Nial thought some more. “I wanted anonymity,” he said eventually. “I wanted to be a complete unknown. That way I'd have been free to move around how I wanted. I'd have set up operations all over the place – World City even. But I can't do that now because I've been set up to be one of the most famous twelve people around. I'm still trying to work out what that means.”

“Why don't you stick around and find out?”

*

Nial stuck around just twenty-four hours. Then he was gone, along with Mayer and Mysté.

The debate between the fearful and the excited intensified. The fearful – Biv, Tel, Dom and, for all the status accorded him by his eye patch, Ferrie – assumed Nial, Mayer and Mysté had left out of fear. The excited – Juan, Face, Sigi, Georgio and Jetter – assumed they'd left because the excitement was too much to take and they wanted to get on with their lives. Neither side thought about what was actually going to happen to them.

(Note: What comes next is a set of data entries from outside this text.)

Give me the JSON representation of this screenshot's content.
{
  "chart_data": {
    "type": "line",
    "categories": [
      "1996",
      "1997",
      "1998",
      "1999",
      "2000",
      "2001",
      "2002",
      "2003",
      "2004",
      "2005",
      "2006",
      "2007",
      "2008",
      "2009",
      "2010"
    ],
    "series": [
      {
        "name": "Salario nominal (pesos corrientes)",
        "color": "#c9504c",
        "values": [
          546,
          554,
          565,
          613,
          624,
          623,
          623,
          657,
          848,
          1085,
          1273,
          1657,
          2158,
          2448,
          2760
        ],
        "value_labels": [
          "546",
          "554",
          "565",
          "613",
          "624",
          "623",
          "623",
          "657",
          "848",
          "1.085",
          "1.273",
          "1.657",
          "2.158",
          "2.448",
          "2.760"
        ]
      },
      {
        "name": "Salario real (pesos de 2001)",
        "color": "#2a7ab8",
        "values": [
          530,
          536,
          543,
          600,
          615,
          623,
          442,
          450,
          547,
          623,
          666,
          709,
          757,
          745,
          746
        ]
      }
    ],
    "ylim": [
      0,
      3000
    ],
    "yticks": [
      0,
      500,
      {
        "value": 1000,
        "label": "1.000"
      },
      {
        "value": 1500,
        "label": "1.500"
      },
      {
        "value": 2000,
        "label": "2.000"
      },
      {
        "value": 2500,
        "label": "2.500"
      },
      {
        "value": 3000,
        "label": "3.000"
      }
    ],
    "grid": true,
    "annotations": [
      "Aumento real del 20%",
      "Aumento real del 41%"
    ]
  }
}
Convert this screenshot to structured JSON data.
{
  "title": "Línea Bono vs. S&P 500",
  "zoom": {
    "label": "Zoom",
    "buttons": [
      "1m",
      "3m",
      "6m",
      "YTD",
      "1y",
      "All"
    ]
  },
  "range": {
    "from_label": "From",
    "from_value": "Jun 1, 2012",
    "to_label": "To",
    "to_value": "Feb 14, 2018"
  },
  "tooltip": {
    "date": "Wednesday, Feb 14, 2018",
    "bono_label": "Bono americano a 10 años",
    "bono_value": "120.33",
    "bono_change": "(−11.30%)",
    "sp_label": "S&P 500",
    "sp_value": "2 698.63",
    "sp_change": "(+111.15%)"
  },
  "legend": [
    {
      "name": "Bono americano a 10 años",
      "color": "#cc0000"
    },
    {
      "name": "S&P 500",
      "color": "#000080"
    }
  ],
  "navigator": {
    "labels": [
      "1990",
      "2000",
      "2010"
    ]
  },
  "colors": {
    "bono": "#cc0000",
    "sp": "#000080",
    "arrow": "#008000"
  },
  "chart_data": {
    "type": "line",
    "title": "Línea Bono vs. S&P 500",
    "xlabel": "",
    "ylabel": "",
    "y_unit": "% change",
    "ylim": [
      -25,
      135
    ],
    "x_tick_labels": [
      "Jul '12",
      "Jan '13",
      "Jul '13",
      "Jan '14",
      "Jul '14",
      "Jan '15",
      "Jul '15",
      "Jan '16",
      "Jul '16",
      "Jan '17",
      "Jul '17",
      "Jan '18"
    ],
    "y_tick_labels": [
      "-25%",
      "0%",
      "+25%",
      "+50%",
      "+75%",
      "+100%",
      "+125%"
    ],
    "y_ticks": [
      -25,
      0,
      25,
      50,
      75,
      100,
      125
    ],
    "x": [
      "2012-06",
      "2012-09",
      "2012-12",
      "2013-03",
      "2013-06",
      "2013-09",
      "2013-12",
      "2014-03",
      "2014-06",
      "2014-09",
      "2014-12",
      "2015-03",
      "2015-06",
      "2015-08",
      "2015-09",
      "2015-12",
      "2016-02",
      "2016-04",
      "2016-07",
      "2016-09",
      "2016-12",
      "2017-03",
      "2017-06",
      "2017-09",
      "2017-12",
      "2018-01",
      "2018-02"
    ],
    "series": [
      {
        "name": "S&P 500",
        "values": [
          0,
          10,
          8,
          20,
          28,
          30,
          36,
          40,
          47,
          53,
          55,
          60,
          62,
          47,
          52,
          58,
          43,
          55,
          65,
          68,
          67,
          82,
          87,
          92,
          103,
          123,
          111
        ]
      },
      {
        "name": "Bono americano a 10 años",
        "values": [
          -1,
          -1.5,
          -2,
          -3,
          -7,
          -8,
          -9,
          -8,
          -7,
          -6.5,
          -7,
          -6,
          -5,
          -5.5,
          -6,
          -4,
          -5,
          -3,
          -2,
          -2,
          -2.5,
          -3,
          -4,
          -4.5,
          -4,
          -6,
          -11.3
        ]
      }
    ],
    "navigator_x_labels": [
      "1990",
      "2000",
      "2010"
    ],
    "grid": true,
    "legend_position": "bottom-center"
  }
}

Miranda thought, and thought the ones capable of learning how they might fall through the gaps between Waste and World City were now all gone. That left the others and the sooner some structure was put in place the better chance they had of handling the consequences of what she had done to them. She said to Dion, “I'm thinking of handing the whole thing over right now.”

“Now?”

“Yes, I just don't see any point in my being involved anymore, not with the experiment anyway. I'd still like to see the boys though, arrange access, that kind of thing. So I'm going to hand it all over to the institute and the institute can decide how to deal with the Ageing Initiative. Burger'll be over the moon, even though he'll pretend to be outraged. I want to do this before Sylvie leaves, too. She's had some involvement in the science, even though she doesn't know it.”

“I thought you said Burger was dead against gene-level interventions. Are you sure he'll only be outraged?”

“Pretty sure. But he'll get the directorship and all the space he could wish for so he'll find a way of dealing with it. And he'll find a way of dealing with the boys and they'll find a way of dealing with him. The ones who are scared will be only too glad to be part of something bigger than them. They'll be financially secure and with some of the finest clinicians and scientists the world over giving them their best attention. The others'll be okay as well. They'll have a lot of fun with it.”

“But what about you?”

“I've had it, Dion. I can't do this work anymore. I want to go and lose myself on your island. I want you to come with me. Do you want to come with me?”

Dion hadn't wanted his island when she had offered it him before but now he was lost in her. He didn't mind where he went, as long as it was with her. “Sure,” he said.

“Then let's go.”

Dion waved a hand. “We need to get the kids sorted first. When do you want to tell Burger?”

“After New Year. And I'll tell the boys then that I'm handing it all over. I think they'll be okay with it.”

“What about the ones who've gone?”

“They're slipping through the gaps just how I wanted them to. They're on their own, and that's how they wanted it. They'll be working out ways to not get hunted down when this thing blows open. They'll find a way, I'm sure of it. I miss them, though. They don't matter as far as the experiment is concerned. The last update Sylvie gave me the trend was damn near significant. If it doesn't come good with the last six months of samples, it's never going to.”

“How would a negative finding affect the ones who've stayed?”

“Dion, it's going to be positive. There's no way it can't work.”